A randomized controlled trial was carried out by Dorfman et al comparing the use of helium and oxygen mixture in ratio of 80:20, with air and continued nebulised ipratropium and albuterol in 40 patients (Wheeler, et al, 2006, p. 13). They did not find any major difference in changes relating to baseline characteristics, but only the heart rate increased. The respiratory rate, diastolic pressures, systolic and oxygen saturation did not have a significant difference. A similar trial was carried out by Henderson et al on patients in the emergency department having exacerbations of asthma, using heliox therapies.
Application of additional heliox to a standard asthma regimen did not have a beneficial value on patients in the emergency department having moderate to mild asthma exacerbations. Verbeek and Chopra analyzed the usefulness of breathing a mixture of 70:30 helium-oxygen on FEV1 in people with acute exacerbations of asthma (Gershwin, 2002, p. 23). Heliox was studied as a treatment option and not just conventional therapies of asthma. No positive improvement was found in absolute FEV1 or a certain percentage of it but even some patients showed a slight decline.

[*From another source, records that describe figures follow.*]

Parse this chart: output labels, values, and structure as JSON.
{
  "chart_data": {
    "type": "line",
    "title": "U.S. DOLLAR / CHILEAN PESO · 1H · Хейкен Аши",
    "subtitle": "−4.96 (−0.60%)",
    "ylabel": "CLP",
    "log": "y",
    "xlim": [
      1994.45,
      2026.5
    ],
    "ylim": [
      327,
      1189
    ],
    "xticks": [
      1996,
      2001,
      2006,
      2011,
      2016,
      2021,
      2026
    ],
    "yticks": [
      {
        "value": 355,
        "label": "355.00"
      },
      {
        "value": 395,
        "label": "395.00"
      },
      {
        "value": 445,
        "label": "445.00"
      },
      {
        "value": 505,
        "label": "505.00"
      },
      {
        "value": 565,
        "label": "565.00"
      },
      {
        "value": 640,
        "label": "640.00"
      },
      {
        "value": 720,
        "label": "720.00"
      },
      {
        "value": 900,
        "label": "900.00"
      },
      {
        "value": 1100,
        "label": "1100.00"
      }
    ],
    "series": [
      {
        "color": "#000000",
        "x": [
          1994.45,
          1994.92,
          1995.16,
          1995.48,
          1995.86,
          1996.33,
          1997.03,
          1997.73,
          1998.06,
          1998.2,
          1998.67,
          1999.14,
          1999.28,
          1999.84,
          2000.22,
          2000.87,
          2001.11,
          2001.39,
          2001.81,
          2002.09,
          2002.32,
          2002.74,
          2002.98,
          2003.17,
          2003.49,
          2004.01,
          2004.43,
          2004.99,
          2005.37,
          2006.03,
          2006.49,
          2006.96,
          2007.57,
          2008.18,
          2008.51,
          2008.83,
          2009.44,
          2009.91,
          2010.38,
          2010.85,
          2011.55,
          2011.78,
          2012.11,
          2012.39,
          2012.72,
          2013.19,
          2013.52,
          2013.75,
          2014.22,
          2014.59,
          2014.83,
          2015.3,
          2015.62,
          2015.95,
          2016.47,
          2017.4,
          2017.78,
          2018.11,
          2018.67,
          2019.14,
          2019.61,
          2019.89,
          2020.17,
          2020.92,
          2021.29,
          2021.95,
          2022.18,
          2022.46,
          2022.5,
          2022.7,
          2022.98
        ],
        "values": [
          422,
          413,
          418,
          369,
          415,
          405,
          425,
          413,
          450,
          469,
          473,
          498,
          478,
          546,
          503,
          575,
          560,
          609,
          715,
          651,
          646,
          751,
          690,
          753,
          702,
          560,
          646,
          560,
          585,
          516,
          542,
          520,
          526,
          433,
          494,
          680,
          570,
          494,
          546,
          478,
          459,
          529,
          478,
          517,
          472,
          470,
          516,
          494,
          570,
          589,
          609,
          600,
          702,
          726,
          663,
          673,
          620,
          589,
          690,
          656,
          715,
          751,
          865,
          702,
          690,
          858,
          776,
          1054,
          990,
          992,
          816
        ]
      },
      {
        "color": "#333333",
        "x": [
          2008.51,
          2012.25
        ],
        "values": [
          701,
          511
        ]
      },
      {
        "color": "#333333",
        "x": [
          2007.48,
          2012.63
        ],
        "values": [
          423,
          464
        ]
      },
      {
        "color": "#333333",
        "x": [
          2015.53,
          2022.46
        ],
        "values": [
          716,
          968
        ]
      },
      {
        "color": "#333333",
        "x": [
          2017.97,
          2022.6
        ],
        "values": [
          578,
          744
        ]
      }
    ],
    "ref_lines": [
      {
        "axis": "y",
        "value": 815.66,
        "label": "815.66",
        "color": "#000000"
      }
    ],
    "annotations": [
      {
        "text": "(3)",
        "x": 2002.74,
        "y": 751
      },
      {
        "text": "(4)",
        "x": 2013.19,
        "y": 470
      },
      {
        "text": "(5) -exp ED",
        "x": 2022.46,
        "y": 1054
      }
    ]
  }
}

However, the researchers confirmed that the patients they concentrated on had a little chance of benefitting from heliox therapy since the obstruction of their airway was not severe. Certain schools of thought say that patients with exacerbation of asthma and having a rapid onset portray severe characteristics clinically but recover quickly than those having slow onset episodes. Although concrete evidence in the use of heliox to manage asthma is scarce, many centers are starting to use this form of treatment to mange exacerbations of asthma.